Side effects were also similar, with one notable exception: 21% of patients taking hydrocodone reported constipation afterward, compared to 0% in the oxycodone group. Rates of nausea, vomiting, itching, and drowsiness were comparable between the two.

What’s in Each Tablet

Vicodin tablets typically contain 5 mg of hydrocodone paired with 300 mg of acetaminophen, though formulations with higher hydrocodone doses (7.5 mg or 10 mg) also exist. Percocet follows a similar pattern, with 2.5, 5, 7.5, or 10 mg of oxycodone per tablet. Since 2014, the FDA has required that all prescription opioid-acetaminophen combination products contain no more than 325 mg of acetaminophen per tablet, down from a previous maximum of 750 mg. That change was aimed at reducing the risk of liver damage from acetaminophen overdose.

Because both drugs contain acetaminophen, taking extra-strength Tylenol or cold medications with acetaminophen on top of either prescription can push you past safe daily limits for your liver.
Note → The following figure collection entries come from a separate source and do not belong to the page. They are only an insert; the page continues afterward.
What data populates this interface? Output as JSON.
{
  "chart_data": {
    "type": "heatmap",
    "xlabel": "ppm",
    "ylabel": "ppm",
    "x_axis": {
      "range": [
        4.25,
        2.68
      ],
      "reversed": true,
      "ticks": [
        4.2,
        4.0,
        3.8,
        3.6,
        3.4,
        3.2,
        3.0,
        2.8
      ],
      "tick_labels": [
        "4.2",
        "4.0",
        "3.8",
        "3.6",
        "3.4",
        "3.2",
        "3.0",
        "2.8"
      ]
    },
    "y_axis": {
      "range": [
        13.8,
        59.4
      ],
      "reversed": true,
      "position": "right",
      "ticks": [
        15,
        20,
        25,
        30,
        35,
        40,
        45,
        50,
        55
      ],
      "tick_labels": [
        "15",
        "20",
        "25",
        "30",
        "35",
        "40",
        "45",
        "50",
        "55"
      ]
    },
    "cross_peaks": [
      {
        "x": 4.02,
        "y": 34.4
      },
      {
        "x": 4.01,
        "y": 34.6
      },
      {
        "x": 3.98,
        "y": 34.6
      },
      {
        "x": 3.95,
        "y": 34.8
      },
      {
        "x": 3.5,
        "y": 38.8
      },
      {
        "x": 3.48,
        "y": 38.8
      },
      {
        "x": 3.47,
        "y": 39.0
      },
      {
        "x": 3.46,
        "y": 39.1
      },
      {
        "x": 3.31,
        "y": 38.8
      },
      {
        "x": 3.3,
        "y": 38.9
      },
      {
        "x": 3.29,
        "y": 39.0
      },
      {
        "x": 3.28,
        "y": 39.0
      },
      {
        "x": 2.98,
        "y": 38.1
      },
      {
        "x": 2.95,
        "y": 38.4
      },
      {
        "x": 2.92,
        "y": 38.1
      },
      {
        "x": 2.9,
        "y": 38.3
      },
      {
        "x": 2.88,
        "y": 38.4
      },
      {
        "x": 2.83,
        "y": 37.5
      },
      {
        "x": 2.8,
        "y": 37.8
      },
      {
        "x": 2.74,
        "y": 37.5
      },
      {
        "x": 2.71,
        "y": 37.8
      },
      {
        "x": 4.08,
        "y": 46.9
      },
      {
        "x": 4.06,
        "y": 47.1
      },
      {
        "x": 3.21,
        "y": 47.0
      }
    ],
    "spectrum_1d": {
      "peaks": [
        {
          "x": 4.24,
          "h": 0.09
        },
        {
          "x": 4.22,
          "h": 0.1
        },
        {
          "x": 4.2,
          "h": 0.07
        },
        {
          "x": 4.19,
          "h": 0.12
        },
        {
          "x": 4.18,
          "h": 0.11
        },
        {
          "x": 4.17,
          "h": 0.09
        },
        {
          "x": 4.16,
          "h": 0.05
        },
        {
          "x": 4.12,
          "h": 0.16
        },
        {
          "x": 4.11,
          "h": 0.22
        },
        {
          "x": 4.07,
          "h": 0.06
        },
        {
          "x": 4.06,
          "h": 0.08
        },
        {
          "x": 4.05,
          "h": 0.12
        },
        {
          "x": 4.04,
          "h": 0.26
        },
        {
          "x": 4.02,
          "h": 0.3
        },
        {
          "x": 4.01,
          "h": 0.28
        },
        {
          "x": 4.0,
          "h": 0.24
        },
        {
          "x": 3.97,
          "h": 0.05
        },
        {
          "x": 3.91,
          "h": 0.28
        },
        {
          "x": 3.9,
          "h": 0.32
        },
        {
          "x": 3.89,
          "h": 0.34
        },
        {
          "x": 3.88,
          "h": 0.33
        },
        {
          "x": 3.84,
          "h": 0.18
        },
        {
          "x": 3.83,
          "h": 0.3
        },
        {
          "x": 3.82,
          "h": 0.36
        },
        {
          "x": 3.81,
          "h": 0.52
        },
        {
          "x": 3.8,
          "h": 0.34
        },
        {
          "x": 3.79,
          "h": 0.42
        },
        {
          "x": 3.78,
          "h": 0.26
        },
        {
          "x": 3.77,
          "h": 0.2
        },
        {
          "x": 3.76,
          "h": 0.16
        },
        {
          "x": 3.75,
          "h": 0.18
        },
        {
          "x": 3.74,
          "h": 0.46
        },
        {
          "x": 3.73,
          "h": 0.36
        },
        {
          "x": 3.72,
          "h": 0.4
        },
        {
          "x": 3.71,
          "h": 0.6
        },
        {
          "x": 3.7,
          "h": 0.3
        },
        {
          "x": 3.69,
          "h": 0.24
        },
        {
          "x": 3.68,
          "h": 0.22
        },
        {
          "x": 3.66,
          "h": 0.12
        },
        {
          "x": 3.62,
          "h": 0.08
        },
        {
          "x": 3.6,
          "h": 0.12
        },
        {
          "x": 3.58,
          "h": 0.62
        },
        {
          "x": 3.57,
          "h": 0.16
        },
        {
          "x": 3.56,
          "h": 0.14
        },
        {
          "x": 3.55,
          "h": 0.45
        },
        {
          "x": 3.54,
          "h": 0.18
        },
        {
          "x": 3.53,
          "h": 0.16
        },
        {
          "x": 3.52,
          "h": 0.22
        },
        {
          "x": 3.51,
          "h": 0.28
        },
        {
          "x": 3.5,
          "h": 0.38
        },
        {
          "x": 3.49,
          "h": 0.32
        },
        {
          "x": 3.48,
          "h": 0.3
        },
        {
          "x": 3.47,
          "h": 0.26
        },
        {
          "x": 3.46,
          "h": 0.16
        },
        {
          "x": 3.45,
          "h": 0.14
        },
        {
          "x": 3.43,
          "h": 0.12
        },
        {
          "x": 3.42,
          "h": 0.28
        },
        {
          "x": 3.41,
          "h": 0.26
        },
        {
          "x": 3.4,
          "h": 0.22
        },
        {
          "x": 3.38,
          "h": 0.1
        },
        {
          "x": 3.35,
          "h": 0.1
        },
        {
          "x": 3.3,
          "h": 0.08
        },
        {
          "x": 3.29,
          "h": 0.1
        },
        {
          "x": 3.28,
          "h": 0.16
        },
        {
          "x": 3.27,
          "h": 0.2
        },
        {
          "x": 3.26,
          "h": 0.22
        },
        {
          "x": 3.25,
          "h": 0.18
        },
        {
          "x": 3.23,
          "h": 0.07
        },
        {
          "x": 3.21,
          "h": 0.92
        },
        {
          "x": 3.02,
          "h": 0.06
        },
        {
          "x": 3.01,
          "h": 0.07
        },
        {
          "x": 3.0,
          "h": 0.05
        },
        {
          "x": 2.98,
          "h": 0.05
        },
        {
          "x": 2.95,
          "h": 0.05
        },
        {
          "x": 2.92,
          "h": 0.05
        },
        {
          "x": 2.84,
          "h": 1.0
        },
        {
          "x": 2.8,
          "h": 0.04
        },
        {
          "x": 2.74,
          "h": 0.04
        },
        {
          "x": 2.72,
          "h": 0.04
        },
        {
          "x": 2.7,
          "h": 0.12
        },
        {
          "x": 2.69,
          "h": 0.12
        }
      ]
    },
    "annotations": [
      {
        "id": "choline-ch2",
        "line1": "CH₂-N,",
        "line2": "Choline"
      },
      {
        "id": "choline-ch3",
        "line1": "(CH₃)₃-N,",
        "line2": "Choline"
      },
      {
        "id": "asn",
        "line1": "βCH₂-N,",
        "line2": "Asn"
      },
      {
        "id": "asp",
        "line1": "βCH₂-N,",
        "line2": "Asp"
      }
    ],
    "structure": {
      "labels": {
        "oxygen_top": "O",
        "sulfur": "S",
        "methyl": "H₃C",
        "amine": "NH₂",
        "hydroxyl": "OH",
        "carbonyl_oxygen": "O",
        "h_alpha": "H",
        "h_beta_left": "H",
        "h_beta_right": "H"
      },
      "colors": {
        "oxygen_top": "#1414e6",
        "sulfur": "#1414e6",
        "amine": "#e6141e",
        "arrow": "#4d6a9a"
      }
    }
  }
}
This is worth tracking regardless of which medication you’re prescribed.

DEA Scheduling and Abuse Potential

Both Vicodin and Percocet are now classified as Schedule II controlled substances, the same category as morphine and fentanyl. This wasn’t always the case. Until 2014, hydrocodone combination products like Vicodin were classified as Schedule III, a less restrictive category that allowed phone-in refills and larger prescriptions. The DEA reclassified them after recognizing that hydrocodone’s mechanism of action is identical to that of oxycodone and morphine, and that the lower scheduling had contributed to hydrocodone combinations becoming the most frequently prescribed opioids in the country.

The practical result of both drugs being Schedule II is that neither can be refilled without a new prescription, and both carry the same legal restrictions around how they’re dispensed.

Why Your Doctor Might Choose One Over the Other

Since the two drugs perform similarly for most types of acute pain, the choice often comes down to a patient’s history and how they tolerate each medication. Someone who has taken hydrocodone before and found it effective will likely stay on it. A patient prone to constipation might do better with oxycodone based on the side effect data. For more severe pain, oxycodone’s higher milligram-for-milligram potency gives prescribers a bit more ceiling to work with before needing to move to a stronger class of medication.

Individual metabolism also plays a role. Both drugs are processed by liver enzymes, and genetic differences in how efficiently those enzymes work can make the same dose more or less effective from person to person. If one opioid isn’t providing adequate relief, switching to the other sometimes solves the problem without increasing the dose.